THE DAILY FED
IRS Cancels 500 Layoffs
The IRS announced Tuesday that it will spare some 500 jobs from proposed layoffs, because it needs the extra staff to make good on taxpayer service improvements promised by President Clinton.
Tuesday's announcement concludes an intense 18-month fight between the IRS and the National Treasury Employees Union over a plan that initially involved a cut of 5,000 jobs. But after intense lobbying and legal action by NTEU, the IRS dropped its plan for widespread reductions in force and instead relied on buyouts, early retirements and other personnel moves to trim the agency's staff.
In the past five years, IRS employment has dropped from 116,000 to 102,000 and the agency has closed 30 district offices.

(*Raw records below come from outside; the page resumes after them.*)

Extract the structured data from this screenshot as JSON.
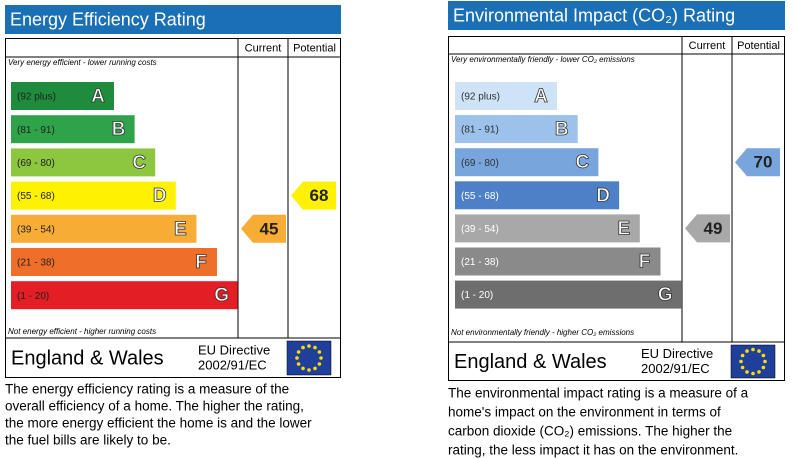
{
  "panels": [
    {
      "title": "Energy Efficiency Rating",
      "headers": [
        "Current",
        "Potential"
      ],
      "top_note": "Very energy efficient - lower running costs",
      "bottom_note": "Not energy efficient - higher running costs",
      "bands": [
        {
          "range": "(92 plus)",
          "letter": "A",
          "color": "#1e8c3c"
        },
        {
          "range": "(81 - 91)",
          "letter": "B",
          "color": "#2ea34a"
        },
        {
          "range": "(69 - 80)",
          "letter": "C",
          "color": "#8dc63f"
        },
        {
          "range": "(55 - 68)",
          "letter": "D",
          "color": "#fff200"
        },
        {
          "range": "(39 - 54)",
          "letter": "E",
          "color": "#f7ac36"
        },
        {
          "range": "(21 - 38)",
          "letter": "F",
          "color": "#ef6f2a"
        },
        {
          "range": "(1 - 20)",
          "letter": "G",
          "color": "#e31e24"
        }
      ],
      "current": 45,
      "potential": 68,
      "footer": {
        "region": "England & Wales",
        "directive": [
          "EU Directive",
          "2002/91/EC"
        ]
      },
      "description": [
        "The energy efficiency rating is a measure of the",
        "overall efficiency of a home. The higher the rating,",
        "the more energy efficient the home is and the lower",
        "the fuel bills are likely to be."
      ]
    },
    {
      "title": "Environmental Impact (CO₂) Rating",
      "headers": [
        "Current",
        "Potential"
      ],
      "top_note": "Very environmentally friendly - lower CO₂ emissions",
      "bottom_note": "Not environmentally friendly - higher CO₂ emissions",
      "bands": [
        {
          "range": "(92 plus)",
          "letter": "A",
          "color": "#cfe3f6"
        },
        {
          "range": "(81 - 91)",
          "letter": "B",
          "color": "#9cc1ea"
        },
        {
          "range": "(69 - 80)",
          "letter": "C",
          "color": "#78a6dc"
        },
        {
          "range": "(55 - 68)",
          "letter": "D",
          "color": "#4d80c6"
        },
        {
          "range": "(39 - 54)",
          "letter": "E",
          "color": "#a8a8a8"
        },
        {
          "range": "(21 - 38)",
          "letter": "F",
          "color": "#8a8a8a"
        },
        {
          "range": "(1 - 20)",
          "letter": "G",
          "color": "#6e6e6e"
        }
      ],
      "current": 49,
      "potential": 70,
      "footer": {
        "region": "England & Wales",
        "directive": [
          "EU Directive",
          "2002/91/EC"
        ]
      },
      "description": [
        "The environmental impact rating is a measure of a",
        "home's impact on the environment in terms of",
        "carbon dioxide (CO₂) emissions. The higher the",
        "rating, the less impact it has on the environment."
      ]
    }
  ]
}
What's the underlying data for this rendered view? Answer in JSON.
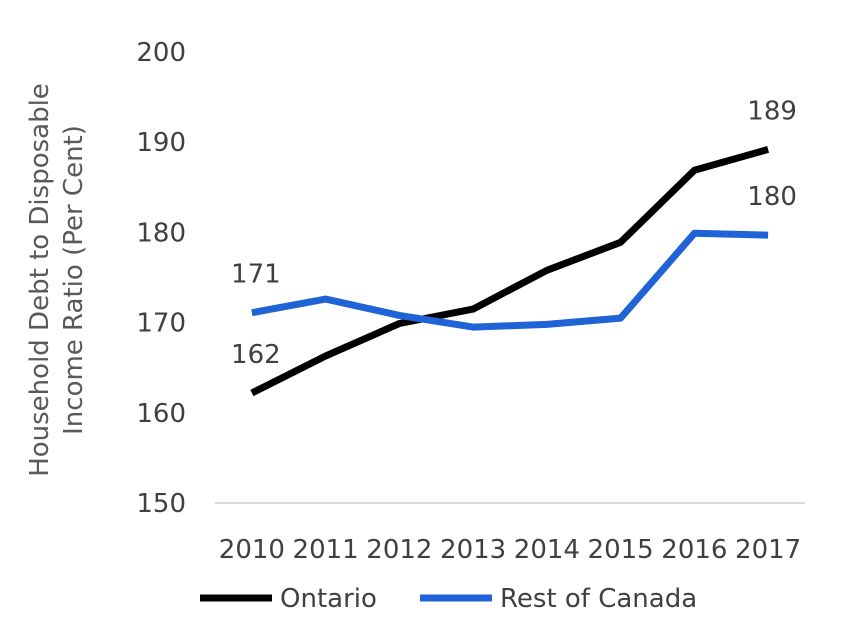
{
  "chart_data": {
    "type": "line",
    "ylabel": [
      "Household Debt to  Disposable",
      "Income Ratio  (Per Cent)"
    ],
    "xlabel": "",
    "categories": [
      "2010",
      "2011",
      "2012",
      "2013",
      "2014",
      "2015",
      "2016",
      "2017"
    ],
    "ylim": [
      150,
      200
    ],
    "yticks": [
      "150",
      "160",
      "170",
      "180",
      "190",
      "200"
    ],
    "grid": false,
    "legend_position": "bottom",
    "series": [
      {
        "name": "Ontario",
        "color": "#000000",
        "values": [
          162.2,
          166.3,
          169.9,
          171.5,
          175.8,
          178.9,
          186.9,
          189.2
        ],
        "labels": [
          {
            "index": 0,
            "text": "162",
            "position": "above"
          },
          {
            "index": 7,
            "text": "189",
            "position": "above"
          }
        ]
      },
      {
        "name": "Rest of Canada",
        "color": "#1F63D6",
        "values": [
          171.1,
          172.6,
          170.8,
          169.5,
          169.8,
          170.5,
          179.9,
          179.7
        ],
        "labels": [
          {
            "index": 0,
            "text": "171",
            "position": "above"
          },
          {
            "index": 7,
            "text": "180",
            "position": "above"
          }
        ]
      }
    ]
  }
}
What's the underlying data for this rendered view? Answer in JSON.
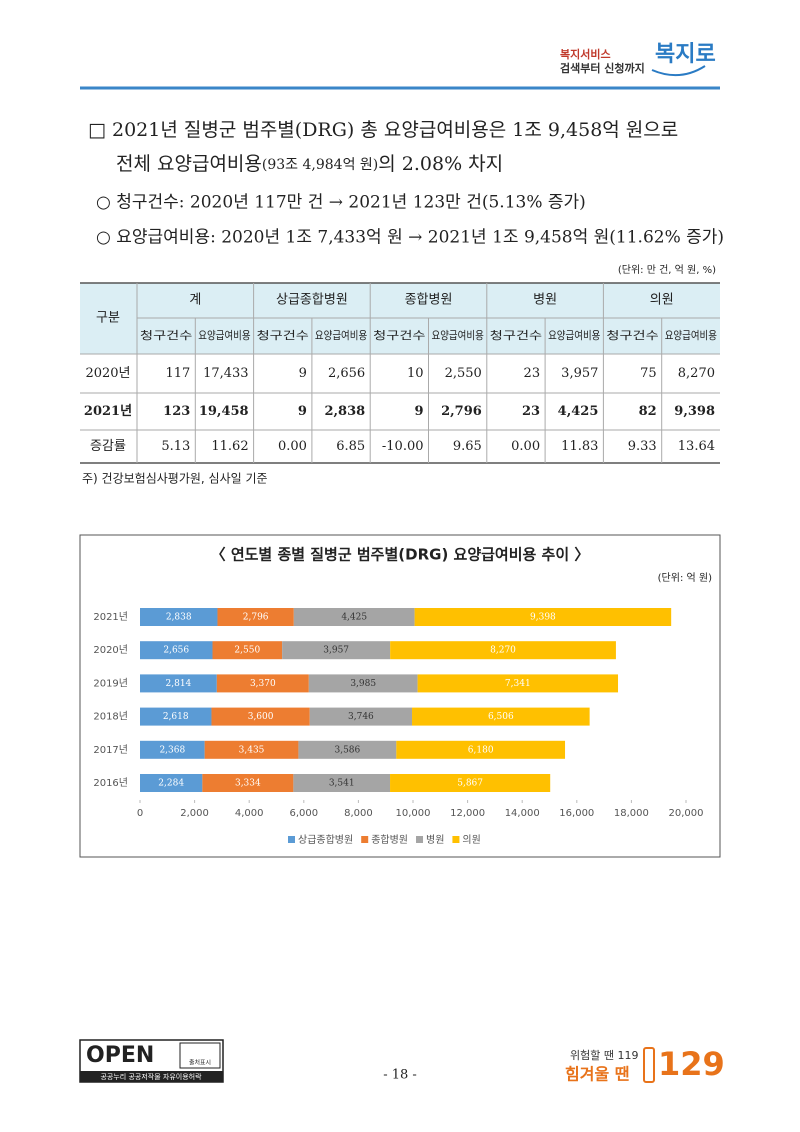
{
  "header": {
    "logo_top": "복지서비스",
    "logo_bottom": "검색부터 신청까지",
    "logo_brand": "복지로"
  },
  "summary": {
    "line1": "□ 2021년 질병군 범주별(DRG) 총 요양급여비용은 1조 9,458억 원으로",
    "line2_a": "전체 요양급여비용",
    "line2_b": "(93조 4,984억 원)",
    "line2_c": "의 2.08% 차지",
    "bullets": [
      "○ 청구건수: 2020년 117만 건 → 2021년 123만 건(5.13% 증가)",
      "○ 요양급여비용: 2020년 1조 7,433억 원 → 2021년 1조 9,458억 원(11.62% 증가)"
    ]
  },
  "table": {
    "unit": "(단위: 만 건, 억 원, %)",
    "header_top": [
      "구분",
      "계",
      "상급종합병원",
      "종합병원",
      "병원",
      "의원"
    ],
    "header_sub": [
      "청구건수",
      "요양급여비용",
      "청구건수",
      "요양급여비용",
      "청구건수",
      "요양급여비용",
      "청구건수",
      "요양급여비용",
      "청구건수",
      "요양급여비용"
    ],
    "rows": [
      [
        "2020년",
        "117",
        "17,433",
        "9",
        "2,656",
        "10",
        "2,550",
        "23",
        "3,957",
        "75",
        "8,270"
      ],
      [
        "2021년",
        "123",
        "19,458",
        "9",
        "2,838",
        "9",
        "2,796",
        "23",
        "4,425",
        "82",
        "9,398"
      ],
      [
        "증감률",
        "5.13",
        "11.62",
        "0.00",
        "6.85",
        "-10.00",
        "9.65",
        "0.00",
        "11.83",
        "9.33",
        "13.64"
      ]
    ],
    "note": "주) 건강보험심사평가원, 심사일 기준"
  },
  "chart_data": {
    "type": "stacked_barh",
    "title": "〈 연도별 종별 질병군 범주별(DRG) 요양급여비용 추이 〉",
    "unit": "(단위: 억 원)",
    "categories": [
      "2021년",
      "2020년",
      "2019년",
      "2018년",
      "2017년",
      "2016년"
    ],
    "series": [
      {
        "name": "상급종합병원",
        "color": "#5b9bd5",
        "values": [
          2838,
          2656,
          2814,
          2618,
          2368,
          2284
        ],
        "value_labels": [
          "2,838",
          "2,656",
          "2,814",
          "2,618",
          "2,368",
          "2,284"
        ]
      },
      {
        "name": "종합병원",
        "color": "#ed7d31",
        "values": [
          2796,
          2550,
          3370,
          3600,
          3435,
          3334
        ],
        "value_labels": [
          "2,796",
          "2,550",
          "3,370",
          "3,600",
          "3,435",
          "3,334"
        ]
      },
      {
        "name": "병원",
        "color": "#a5a5a5",
        "values": [
          4425,
          3957,
          3985,
          3746,
          3586,
          3541
        ],
        "value_labels": [
          "4,425",
          "3,957",
          "3,985",
          "3,746",
          "3,586",
          "3,541"
        ]
      },
      {
        "name": "의원",
        "color": "#ffc000",
        "values": [
          9398,
          8270,
          7341,
          6506,
          6180,
          5867
        ],
        "value_labels": [
          "9,398",
          "8,270",
          "7,341",
          "6,506",
          "6,180",
          "5,867"
        ]
      }
    ],
    "xlim": [
      0,
      20000
    ],
    "xticks": [
      0,
      {
        "value": 2000,
        "label": "2,000"
      },
      {
        "value": 4000,
        "label": "4,000"
      },
      {
        "value": 6000,
        "label": "6,000"
      },
      {
        "value": 8000,
        "label": "8,000"
      },
      {
        "value": 10000,
        "label": "10,000"
      },
      {
        "value": 12000,
        "label": "12,000"
      },
      {
        "value": 14000,
        "label": "14,000"
      },
      {
        "value": 16000,
        "label": "16,000"
      },
      {
        "value": 18000,
        "label": "18,000"
      },
      {
        "value": 20000,
        "label": "20,000"
      }
    ],
    "legend": "bottom"
  },
  "footer": {
    "open": "OPEN",
    "open_badge": "출처표시",
    "open_caption": "공공누리 공공저작물 자유이용허락",
    "page": "- 18 -",
    "hotline_small": "위험할 땐 119",
    "hotline_big": "힘겨울 땐",
    "hotline_num": "129"
  }
}
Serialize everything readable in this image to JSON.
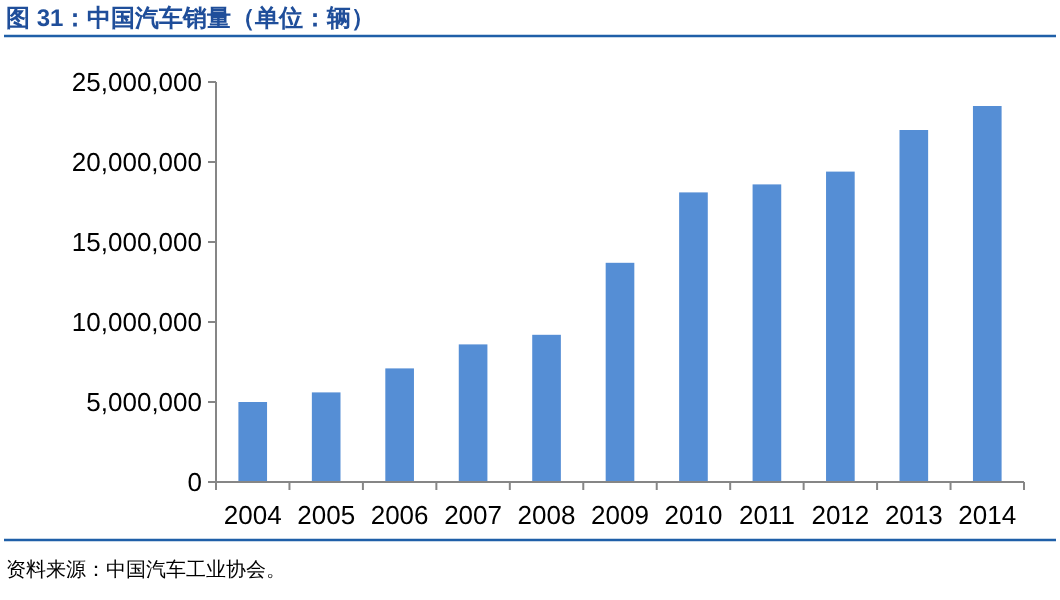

The IRS had proposed the 5,000 additional staff cuts in response to demands by members of Congress that the agency trim its workforce and become less intrusive in the lives of taxpayers. But after recent Senate Finance Committee hearings into alleged IRS mismanagement, President Clinton announced plans to simplify tax forms and expand IRS telephone service to 24 hours a day by 1999.
"We recognized with the additional commitments for customer service and implementation of tax law changes, we are going to need additional staff years to accomplish all of that," IRS chief of management and administration David Mader told the Associated Press.
Instead of cutting the 500 jobs, the IRS will transfer staffers to the agency's problem resolution office or to customer service or service-center tax adjustment positions, Mader said.